Mystery of the Indiana Jones Journal Solved: It Came From the Internet. And Guam



Like all good things, the mysterious journal addressed to Indiana Jones that arrived at the University of Chicago last week came from the internet – eBay to be exact. And how it found its way to the university is a tale that ought to be told with a cinema map and an animated moving read line.


The university had received a package (above) that was addressed to “Henry Walton Jones, Jr.” Inside was a near-exact replica of the journal of Abner Ravenwood, which Indy uses in the film Raiders of the Lost Ark. Perplexed about its origins, the school posted on Tumblr and set up an e-mail tip line to try to find out if anyone could offer clues as to where the book came from. They also contacted Lucasfilm and an eBay user who had been selling similar replicas online. On Monday morning the university told Wired that they received an e-mail from the eBay seller, Paul Charfauros, informing them that he had gotten a letter from the U.S. Postal Service to say that one of his replicas — intended for a buyer in Italy — had been lost in the mail.


“Somewhere between Guam and Italy the replica fell out of its original external package and was lost in Honolulu, Hawaii,” Garrett Brinker, director of undergraduate outreach for the University of Chicago, told Wired. “Then for some reason, with fake postage, no tracking, not even a zip code — it looks like the Postal Service had to manually write in a zip code on the package — somehow without all of that the package landed in our laps in Chicago, Illinois.”


As the university elaborated on their Tumblr:


We believe that the post office wrote on our Zip code on the outside of the package and, believing the Egyptian postage was real, sent it our way. From Guam to Hawaii en route to Italy with a stopover in Chicago: truly an adventure befitting Indiana Jones.


After the university discovered the mystery journal last week, dozens of tips and theories poured in about where it could have come from — some thought it was part of an ARG, others thought it was a promotional stunt by Lucasfilm, and still others thought it might have been a piece of creative “art abandonment.” But Brinker himself hoped that it was the work of an enterprising prospective student who wanted to send a very creative admissions essay. Some had thought that it might be a lost delivery from an eBay replica-maker, but others hoped for an even more elaborate tale behind the journal’s origin.

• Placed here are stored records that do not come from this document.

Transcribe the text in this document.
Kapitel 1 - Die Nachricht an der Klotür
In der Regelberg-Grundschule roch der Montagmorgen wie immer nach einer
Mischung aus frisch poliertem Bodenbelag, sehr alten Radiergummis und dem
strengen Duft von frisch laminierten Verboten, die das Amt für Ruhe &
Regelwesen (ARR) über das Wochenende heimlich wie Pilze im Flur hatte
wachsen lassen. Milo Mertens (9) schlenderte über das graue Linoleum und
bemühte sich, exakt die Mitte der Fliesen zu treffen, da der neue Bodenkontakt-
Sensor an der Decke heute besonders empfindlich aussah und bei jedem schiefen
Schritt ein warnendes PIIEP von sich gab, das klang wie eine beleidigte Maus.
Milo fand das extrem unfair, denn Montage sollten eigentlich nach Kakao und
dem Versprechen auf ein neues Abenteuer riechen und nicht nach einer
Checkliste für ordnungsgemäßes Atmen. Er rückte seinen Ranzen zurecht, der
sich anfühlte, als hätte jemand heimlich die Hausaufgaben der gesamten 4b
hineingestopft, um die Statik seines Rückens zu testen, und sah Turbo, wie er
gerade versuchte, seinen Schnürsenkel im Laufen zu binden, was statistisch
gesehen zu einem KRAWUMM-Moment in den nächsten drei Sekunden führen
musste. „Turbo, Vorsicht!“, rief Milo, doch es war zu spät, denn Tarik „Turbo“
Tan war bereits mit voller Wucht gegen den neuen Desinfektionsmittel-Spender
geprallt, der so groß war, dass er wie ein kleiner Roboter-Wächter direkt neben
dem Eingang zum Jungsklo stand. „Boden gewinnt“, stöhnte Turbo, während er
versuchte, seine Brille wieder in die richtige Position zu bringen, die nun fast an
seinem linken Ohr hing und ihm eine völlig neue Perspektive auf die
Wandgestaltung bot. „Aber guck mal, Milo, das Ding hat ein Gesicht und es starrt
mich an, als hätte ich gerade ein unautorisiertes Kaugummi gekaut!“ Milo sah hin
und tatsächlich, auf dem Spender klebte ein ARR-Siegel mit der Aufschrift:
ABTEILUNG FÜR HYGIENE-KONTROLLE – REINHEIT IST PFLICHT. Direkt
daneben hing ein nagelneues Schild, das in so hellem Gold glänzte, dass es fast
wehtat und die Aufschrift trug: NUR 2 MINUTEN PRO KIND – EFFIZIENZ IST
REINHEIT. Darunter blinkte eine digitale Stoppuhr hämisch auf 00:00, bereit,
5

Even Brinker.


“We anticipated this in some sense, and as I mentioned before, it’s one of the least romantic theories,” Brinker said, adding that he’s still delighted about how the mystery has unraveled. “Now we even have multiple departments on campus that want this journal and want to store this journal, including special collections in one of our libraries…. So it’s turned out to be quite a fascinating story.”


The eBay seller has offered to let the university keep the replica and in return the school will be sending him some University of Chicago garb as a sign of gratitude for the magic package, which, of course, belongs in a museum.